Decaf had a bad name. It is associated with bland or outright nasty tasting cups of coffee. That’s because there is a lot of poorly manufactured decaf coffee in the world. And to be honest, making good decaf coffee is a skill. You need to be careful not to wash out all the good flavor chemicals with the caffeine in the decaffeination process. Also, roasting decaffeinated coffee beans is not easy either. The lack of caffeine turns the coffee beans brown almost immediately when exposed to the heat of the roasting machine. This makes it very difficult for the roasted to gauge when the beans have reached the appropriate level of roasting.
But still, a well roasted, properly decaffeinated coffee bean can produce an excellent cup of coffee. Proper decaffeinating does not influence the taste because if done correctly, only the caffeine has been extracted from the coffee beans. Furthermore, most of the flavor and aroma substances in a coffee bean are only formed after roasting. So there is no reason a cup of decaf should taste any different from a cup coffee with caffeine.
How to choose a good quality decaf coffee
The process for selecting good quality decaf coffee is much the same as choosing good quality regular coffee. You should go for whole beans and grind them right before use. This ensures freshness. Pre-ground coffee can become stale quite quickly, which no amount of vacuum packaging can prevent. Whole coffee beans are the way to go. Second, choose coffee beans that come from a reputable roaster. If you can get them locally, do so. There are even coffee roasters that roast to order. This means that the coffee roaster only roasts the amount of beans that have been ordered that day.

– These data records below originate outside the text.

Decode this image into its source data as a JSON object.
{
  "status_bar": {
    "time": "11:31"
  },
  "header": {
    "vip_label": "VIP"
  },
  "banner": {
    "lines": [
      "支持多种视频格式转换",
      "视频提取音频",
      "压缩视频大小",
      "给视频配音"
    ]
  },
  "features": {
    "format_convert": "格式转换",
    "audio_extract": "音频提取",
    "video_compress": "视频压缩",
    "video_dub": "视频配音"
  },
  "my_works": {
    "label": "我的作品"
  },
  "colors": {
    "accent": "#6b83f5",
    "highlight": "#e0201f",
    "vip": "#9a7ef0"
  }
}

Most small scale coffee roaster print the roast date on the package. This allows you to see whether the beans are fresh. Buy them as close to the roast date as possible.
If buying locally is not an option, no worries. Many artisan coffee roasters have scaled up and now sell their products online. The downside is that also a lot of lesser quality decaf coffee beans are sold online, so you have to know which ones to pick.

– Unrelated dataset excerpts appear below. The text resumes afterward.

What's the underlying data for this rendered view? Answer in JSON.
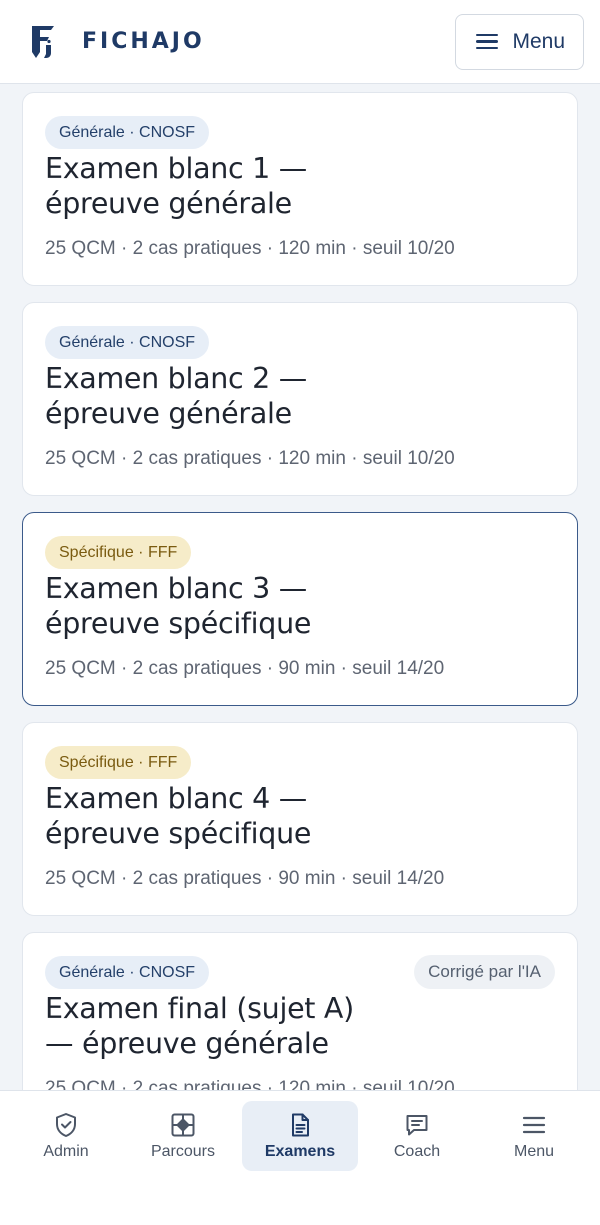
{
  "header": {
    "brand": "FICHAJO",
    "menu_label": "Menu"
  },
  "exams": [
    {
      "tag": "Générale · CNOSF",
      "tag_type": "general",
      "title_line1": "Examen blanc 1 —",
      "title_line2": "épreuve générale",
      "meta": "25 QCM · 2 cas pratiques · 120 min · seuil 10/20",
      "badge": ""
    },
    {
      "tag": "Générale · CNOSF",
      "tag_type": "general",
      "title_line1": "Examen blanc 2 —",
      "title_line2": "épreuve générale",
      "meta": "25 QCM · 2 cas pratiques · 120 min · seuil 10/20",
      "badge": ""
    },
    {
      "tag": "Spécifique · FFF",
      "tag_type": "specific",
      "title_line1": "Examen blanc 3 —",
      "title_line2": "épreuve spécifique",
      "meta": "25 QCM · 2 cas pratiques · 90 min · seuil 14/20",
      "badge": ""
    },
    {
      "tag": "Spécifique · FFF",
      "tag_type": "specific",
      "title_line1": "Examen blanc 4 —",
      "title_line2": "épreuve spécifique",
      "meta": "25 QCM · 2 cas pratiques · 90 min · seuil 14/20",
      "badge": ""
    },
    {
      "tag": "Générale · CNOSF",
      "tag_type": "general",
      "title_line1": "Examen final (sujet A)",
      "title_line2": "— épreuve générale",
      "meta": "25 QCM · 2 cas pratiques · 120 min · seuil 10/20",
      "badge": "Corrigé par l'IA"
    }
  ],
  "nav": {
    "items": [
      {
        "label": "Admin",
        "icon": "shield-check-icon"
      },
      {
        "label": "Parcours",
        "icon": "compass-icon"
      },
      {
        "label": "Examens",
        "icon": "document-icon"
      },
      {
        "label": "Coach",
        "icon": "chat-icon"
      },
      {
        "label": "Menu",
        "icon": "menu-icon"
      }
    ],
    "active": "Examens"
  },
  "colors": {
    "brand": "#1f3a66",
    "general_tag_bg": "#e7eef7",
    "specific_tag_bg": "#f6ecc9",
    "active_border": "#3b5a8a"
  }
}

I have a few favorites you could check out.
Reccomended decaf coffee beans
When my local coffee roaster is out of decaf (he only buys them occasionally), I turn to the web for my decaf fix. After trying many decaffeinated whole bean coffee’s from a multitude of brands. Of these Arbuckle’s is probably my favorite. You can’t go wrong if you go old school : )
Drinking decaf coffee is a great way to enjoy a nice cup of coffee throughout the day (and night) without the troubling side effects of too much caffeine. Moreover, although decaf coffee has a bad name, there are lots of good quality options available.